My children like my socks too...or so they tell me. The year I learned to knit socks, I made everyone a pair for Christmas, creating a bit of sock overdose. This winter I decided that birthday socks are really a better idea--spread it out over the year (although we have series of March, April and May birthdays!). At any rate, to my children (and their spouses, both present and upcoming)...I hereby pledge that for your birthday every year from this time hence, you will receive a new pair of socks. It pays to read my blog! (And Jim, if you ever change your mind...you only need to say a word and a pair is yours!)
Here is the latest project...socks for Rob's 30th birthday from great yarn, KnitPicks Felici self striping yarn.
Sunday, April 5, 2009
Knitting has taught me to rip out (or as they call it in knitting circles, "frogging," as in "ripit...ripit"). Being willing to rip out is a good thing, because if I discover that I have goofed up a pattern or strayed off gauge, I readily acknowledge that it is worth the lost time and knitting to rip it out and then, try once again to do it right.

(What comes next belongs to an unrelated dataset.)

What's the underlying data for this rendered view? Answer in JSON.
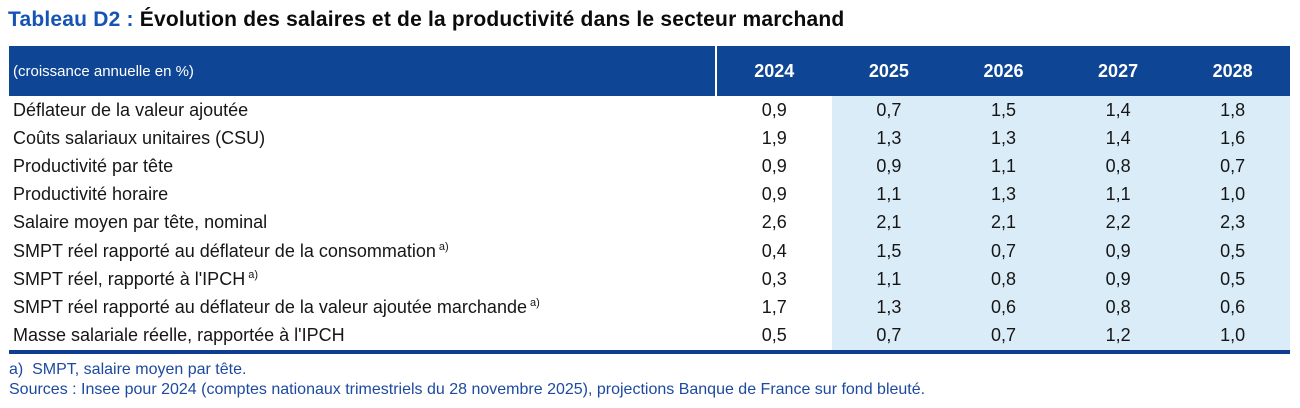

I encountered a similar situation yesterday with a sewing project, and my knitting wisdom served me well. I am still making those bedtime bags, featured in a previous post. The trickiest part of that project is applying iron-on letters, and Friday night while ironing on "Carter," the last "r" moved such that it smudged noticeably. The problem was I really didn't have enough fabric to cut another pocket of the same size. My choice--use the repaired smudgy one (I tried to reposition the letter and reapply, and it did work), or start over, redesigning the pocket. I decided upon the latter and actually am quite pleased with a new pocket idea, discovered by default. Later, with the same bag, I ran into another oops which ended up in me ripping out some stitching, recutting, and resewing. I am pleased with the result, but am even more pleased with my willingness to acknowledge what wasn't working and backpedal to "re" vision the product and the process.
Pretty much a life lesson, I think...
(Today would have been my father's 86th birthday; it is hard to believe he has been gone almost seven years. I miss him every day.)